Likely, you will need to accept an offer at another school before you hear the final word from your top choice. If that is the scenario, you will need to choose if you want to go to your waitlisted school as there may be different financial considerations to take. Some schools will have a lost deposit or reduced financial aid. Look at all of these vital factors when you are making your decision.
2. Decide if continuing waiting is a viable option.
Being on a waitlist is stressful and unnerving. You might not have the luxury of letting your future remain up in the air. There is nothing wrong with re-evaluating the schools that have already accepted you.
Alternatively, there is nothing wrong with choosing to remain on the waitlist and hoping for the best. If your top school comes through, you will be allowed to still accept admissions at an alternative school. You may have to forfeit your deposit in some instances. You will want to check your financial aid offers from each place to ensure you can meet your needs.
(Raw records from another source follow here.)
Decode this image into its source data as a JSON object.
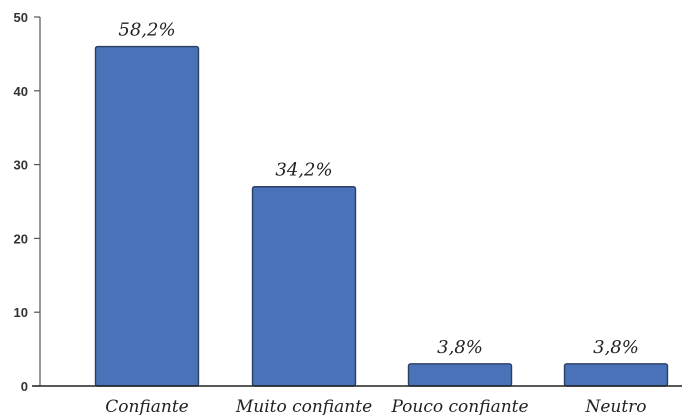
{
  "chart_data": {
    "type": "bar",
    "categories": [
      "Confiante",
      "Muito confiante",
      "Pouco confiante",
      "Neutro"
    ],
    "values": [
      46,
      27,
      3,
      3
    ],
    "data_labels": [
      "58,2%",
      "34,2%",
      "3,8%",
      "3,8%"
    ],
    "title": "",
    "xlabel": "",
    "ylabel": "",
    "ylim": [
      0,
      50
    ],
    "yticks": [
      "0",
      "10",
      "20",
      "30",
      "40",
      "50"
    ],
    "grid": false,
    "legend": "none",
    "bar_color": "#4a72b8",
    "bar_edge_color": "#2b3f63"
  }
}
3. Contact the school if you are still hoping to attend.
Notify the school formally if you wish to stay on the waitlist. Letting them know you are interested in enrolling is essential. You will need to forward a letter of intent that includes information regarding recent achievements you have attained since you first submitted your application.
Utilize your resources. Connect with your admissions contacts in the office to ask for an interview. If you have already interviewed, request a follow-up. The squeaky wheel gets the grease.
Show up in person to let your school know you are an excellent candidate. It is important to express your enthusiasm while avoiding any nagging behavior. Don't hassle the admissions office. They are extremely busy. If you send a myriad of emails or make too many phone calls, this can reflect poorly on your candidacy and have the opposite effect that you intend.
4. Look again at the schools that have already accepted you.
Plan B is a big deal that you now need to kick into high gear just in case. It is essential to have a backup plan long before you hear "no" from your waitlisted top choice. Look at all your options including the financial aid packages from the schools that have already offered you a place.
Evaluate the additional information like room and board that will factor into your decision. Keep getting good grades and maintaining a positive work ethic. The waitlisted school may want to see an updated transcript before they make a final decision.
Things to Remember
Stay positive throughout the process and know that you will end up where you need to be. Life has a funny way of working out for the best. Surround yourself with the things that make you feel happy. Speak about your frustrations instead of holding onto the stress and uncertainty.
Maintain your physical exercise or go for a hike, jog, or yoga class to blow off some steam. Maybe a massage or a pedicure is in order. Learning how to navigate waiting and stressful situations is a life skill. Have a nap and a cup of tea and focus on a positive end result.